Birbirleriyle evli iki kadın, onlara sperm bağışlayan bir adam ve ergenlik döneminde iki evlat. The Kids Are All Right’ın hikâyesini en genel haliyle bu şekilde özetleyebiliriz. İşte bu karmaşıkmış gibi görünen insan ilişkilerinden giderek değerlerini yitirmiş, yozlaşmış bir aileyi anlatan bir film çıktığı sanılmasın. Bunun tersine The Kids Are All Right bir arada kalmaya çalışan bir ailenin inişlerini çıkışlarını ve birbirlerine tutunmaya çalışan bireylerin insanlık hallerini oldukça etkili bir şekilde anlatmayı başarıyor. Film kendine özgü olma durumunu da iki kadının sürdürmeye çalıştıkları evliliklerinden aldığını söyleyebiliriz. Fakat şunu da hemen eklemeliyim ki film kendi hikâyesi için bulduğu bu sıra dışı durumla yetinip söz konusu ilişkiyi izleyicinin cinsel merakına ya da hazlarına emanet ederek kısa yoldan ve basit bir şekilde başarıya da ulaşmaya çalışmıyor.

Filmde, hikâye ilerledikçe gördüğünüz şey bir aile birlikteliğini sürdürme adına iki “insanın” verdiği çaba, onların ilişkilerini sorgulamaları ve en sonunda vardıkları sonuç oluyor. The Kids Are All Right ilişki biçimi ya da cinsiyet seçimi ne olursa olsun sevginin birbirine bağladığı insanların hikâyesi.
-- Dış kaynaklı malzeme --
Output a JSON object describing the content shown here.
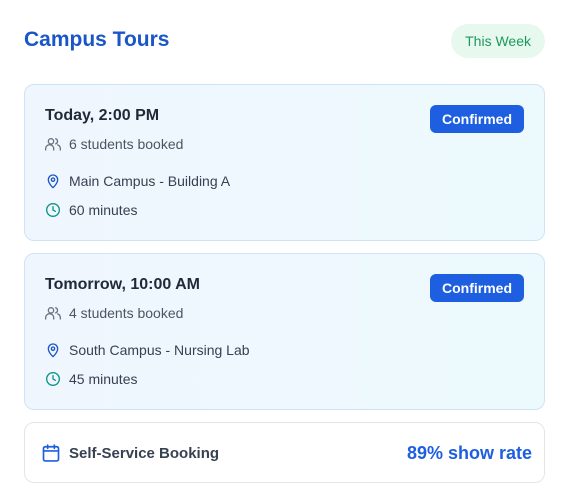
{
  "header": {
    "title": "Campus Tours",
    "period_label": "This Week"
  },
  "tours": [
    {
      "time": "Today, 2:00 PM",
      "status": "Confirmed",
      "students": "6 students booked",
      "location": "Main Campus - Building A",
      "duration": "60 minutes"
    },
    {
      "time": "Tomorrow, 10:00 AM",
      "status": "Confirmed",
      "students": "4 students booked",
      "location": "South Campus - Nursing Lab",
      "duration": "45 minutes"
    }
  ],
  "booking": {
    "label": "Self-Service Booking",
    "show_rate": "89% show rate"
  },
  "icons": {
    "students": "users-icon",
    "location": "map-pin-icon",
    "duration": "clock-icon",
    "booking": "calendar-icon"
  },
  "colors": {
    "title": "#1a56c8",
    "accent": "#1d5fe0",
    "pill_bg": "#e7f8ef",
    "pill_text": "#1c9a5c",
    "pin_icon": "#1a56c8",
    "clock_icon": "#0d9488"
  }
}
Başarısının en temel nedeni ise söz konusu sevginin de aslında daha genel eğilimle kurulan ailelerde bireylerin birbirlerine karşı duydukları sevgiden faklı olmadığını gösterebilmiş olması. Başka bir deyişle yönetmen söz konusu eşcinsel ilişkiyi seyirciye yabancılaştırmadan ya da karakterlerin ilişkilerini nesneleştirmeden anlatmayı başarıyor.
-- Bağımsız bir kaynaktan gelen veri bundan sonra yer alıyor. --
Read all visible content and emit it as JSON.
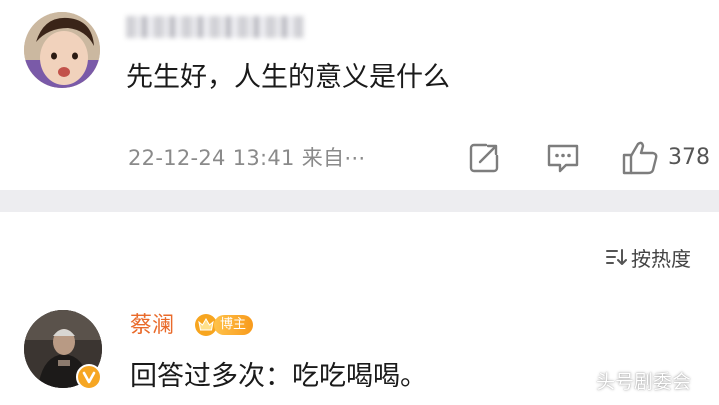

On sekiz yaşına bastığı yıl üniversiteyi kazanan büyük kız kardeş Joni kardeşi Laser’ın da ısrarıyla biyolojik babalarını bulmaya karar veriyor ve annelerinin sperm aldığı kuruluşa başvuruyor. Spermleri bağışlayan Paul kendisine ulaştırılan bu isteğe olumlu yanıt verince iki kardeş biyolojik babalarıyla tanışma fırsatı buluyorlar. Paul üniversiteyi bırakarak kendi hayatını bildiği gibi yaşamak derdinde olan günübirlik ilişkilere daha yatkın işlettiği organik bahçelerdeki tarım ürünlerini satarak geçinen herhangi bir adamken aslında hayata bu günübirlik yaşayışın dışında daha kalıcı ilişkiler ve aile bağları kurarak devam edebileceğini fark ediyor. Yaşadıkları evliliklerinde çocukların büyümeleriyle daha çok sorunla karşılaşan anneler, Jules ve Nic ilk başta bu durumdan tedirgin olsalar da bu tanışmanın kaçınılmaz olduğunu fark ederek çocuklarının bu isteği karşısında fazla direnemiyorlar. Fakat biyolojik baba Paul’ün ailenin hayatlarına girmesi aile içinde bir zamandan beri bastırılan bazı sorunların da daha belirgin yaşanmasına neden oluyor. Ailesinin ayakta kalması için evi bütün yükünü üstlenen bu konuda eşi Jules’a pek fırsat vermeyen ilk anne Nic biraz da bu sayede evde kontrolü hep kendi elinde tutan ve baskın olmayı kendisine bir takıntı olarak edinen anne olarak belirirken Jules kendini gerçekleştirememiş yaşamında kendine çok net bir konum bulamamış ebeveyn olarak keşfettikleri yeni biyolojik babaya yakınlık duymaya başlıyor.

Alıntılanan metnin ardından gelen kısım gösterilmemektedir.